Onboarding Dashboard
Here's some notes on the implementation of our Onboarding Dashboard. Again, I'm not reinventing the wheel here - I can safely say all of this material is freely available from Community or via official Workday training. Most of this post will really be less about configuration, and more about service delivery, process, and deployment using agile methodologies - with plenty of screenies, of course. If you're interested, contact me for a live demo.
Goals
- Provide a clear view for a pre-hire to their onboarding tasks
- Deliver focused, personalized, information to a pre-hire about the organization they were joining
- Provide a consistent branding experience from Recruiting (we had just spent a major chunk of the year standing up a recruitment marketing brand, and weren't going to let that go to waste here!)
- Do all of this by December 16th (we had about 6 weeks time), as we had a large acquisition Onboarding at this time.
Planning: Delivery Through a Proof of Concept
As the assigned Workday expert operating on this project, I decided to run several Proof of Concept demonstrations with the larger team, describing the major features of the dashboard. After attempting to describe the features through conversation/slide decks, I settled on a small, stripped down, proof-of-concept demonstration which provided an overview of each feature for the project team.
- Getting Started (aka - The Completion Dial) - We wanted this. A single, accurate, visual representation of how far along you were. It takes into account all BP activity. It's onboarding bread and butter.
- From My Manager/People to Meet - Managers can provide some personalized messaging to new hires and ask their team to meet the new starter
- Configurable Bulletin Worklets - Tools to allow us to deliver information about Magellan to a new starter which is configurable using condition rules.
- Announcements
- Helpful Contacts
Let's Get it Started... |
The point of the proof-of-concept was to allow the team to clearly focus on the features they wanted to deploy and allowed me to build a "fill in the blanks" worksheet for each feature. Each functional group (Marketing, HR, Communications) could focus on a set of features, which allowed us to set up a regular, clear delivery schedule. We settled on the following features:
- From My Manager/Helpful Contacts would be a "Phase 2" implementation. We didn't think all of the business was ready for the fully hands on experience. Additionally, we had a short implementation timeframe and were concerned about change management with such a large group.
- We would provide some personalized, business unit specific information on the bulletin worklets. Branding would be consistent.
- All messaging from offer-hire from Workday would be targeted and branded. Workday allows this through the use of email templates Lesson Learned - DO NOT try to make your email template responsive. Workday does a pretty decent job of it already - simply keep your images to max 600px length and use basic html to build any formatting.
Releasing
Since we were releasing for an acquisition, we had a short timeframe. We released all Phase 1 activities in October, which gave ourselves some time for tweaking, while still allowing us to have plenty of time for the go-live.

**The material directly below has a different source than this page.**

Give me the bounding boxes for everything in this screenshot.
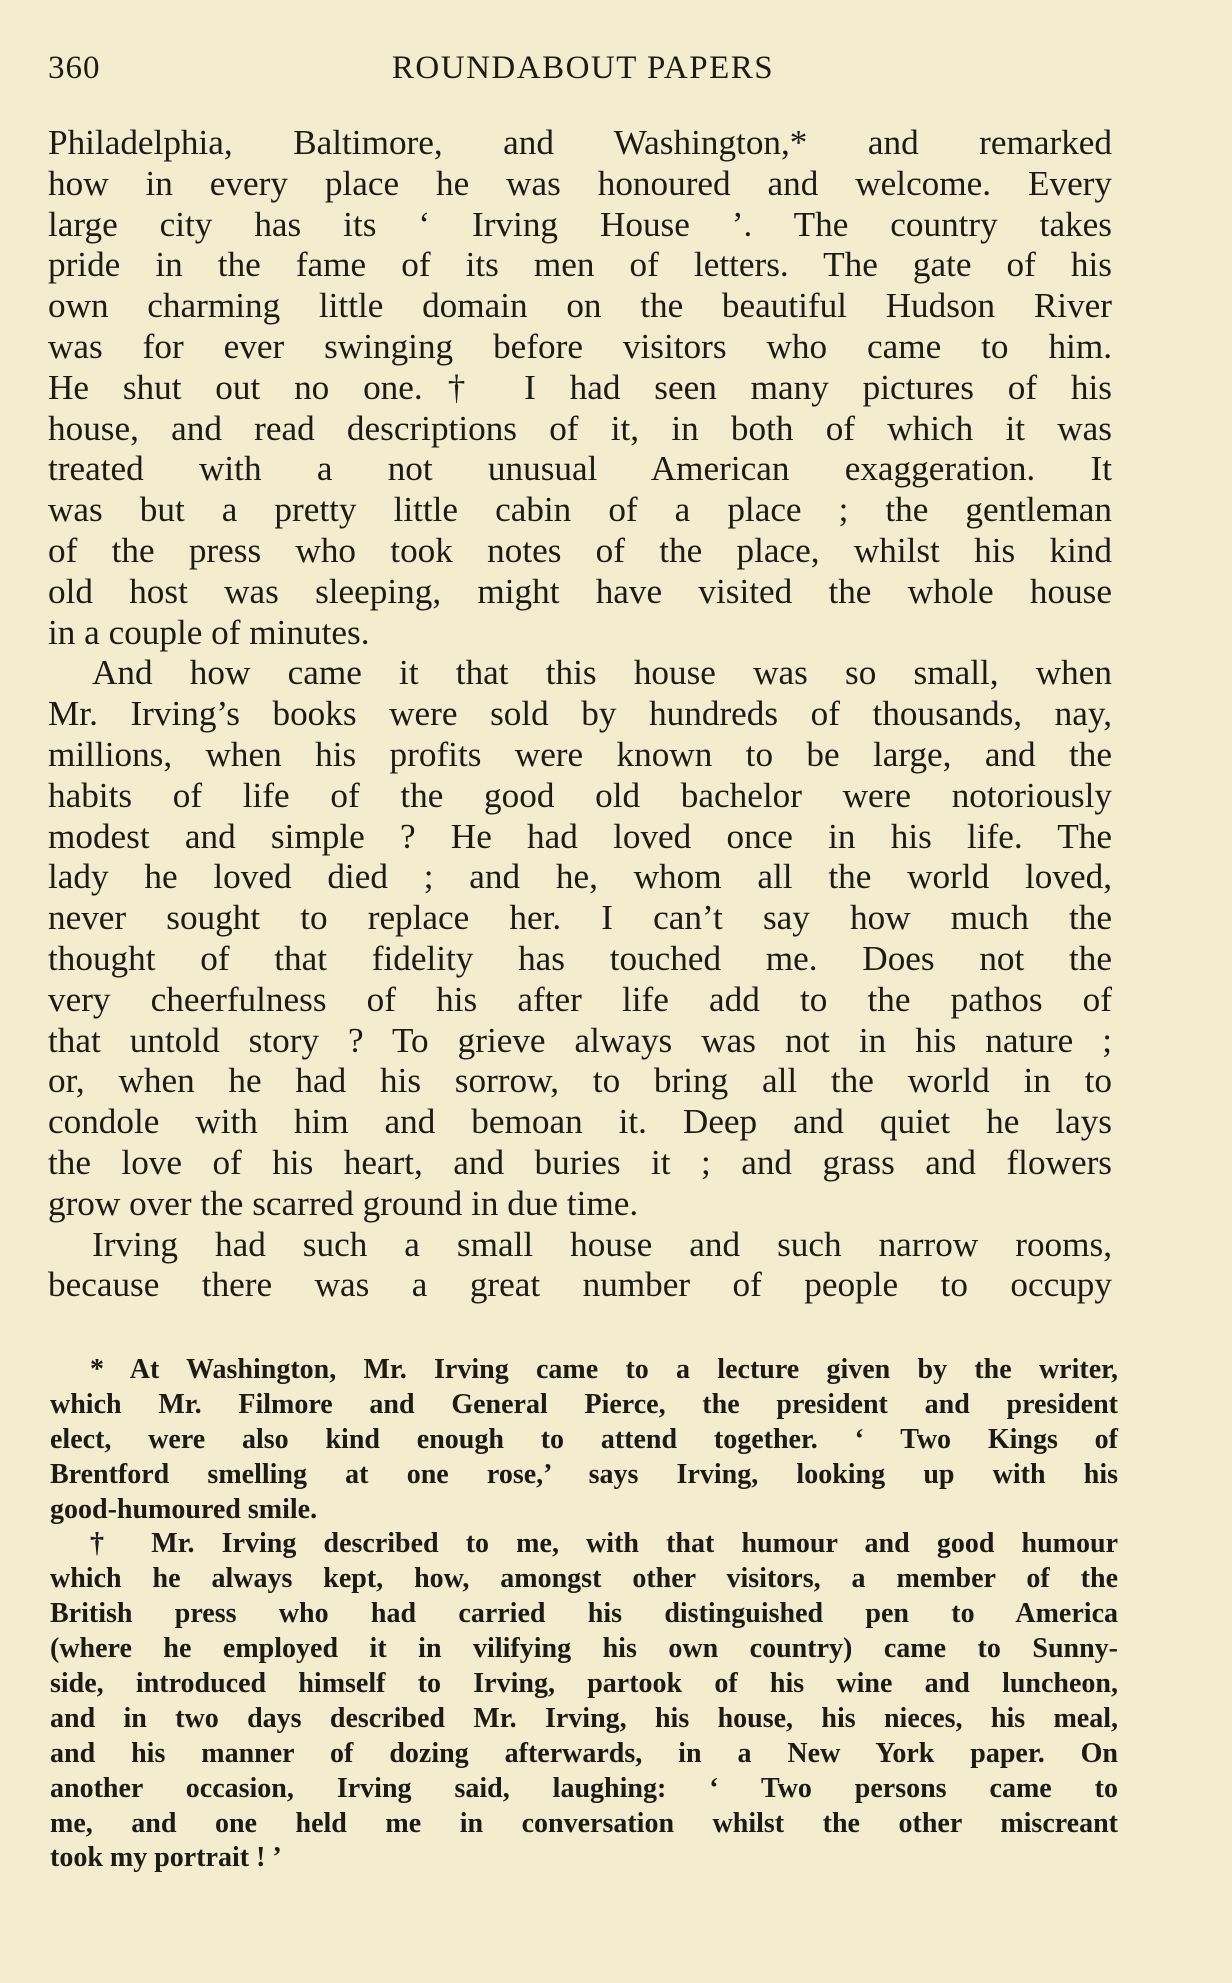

We were able to provide the acquired Organization key, personalized content in time for their go-live, including links to key updated policies, training documentation which would not be in the LMS for go-live, and a few other key features.
We were able to provide the acquired Organization key, personalized content in time for their go-live, including links to key updated policies, training documentation which would not be in the LMS for go-live, and a few other key features.
Refining
Branded Announcement Notification from the Workday Homepage. |
Onboarding reminder to a manager, light branding |
Wrapping it All Up
In a nutshell, we used Agile service delivery to understand "chunks" of requirements, and also used a proof-of-concept to get the business understanding the end goal visually, as well as giving the team a template of requirements to fill in. Then we execute, quickly delivering usable product (before go-live) that can be tweaked by the customer (in this case, our new employees) through continuous feedback. We used the feedback to enhance the product to further drive positive action by the customer. Agile in HR works!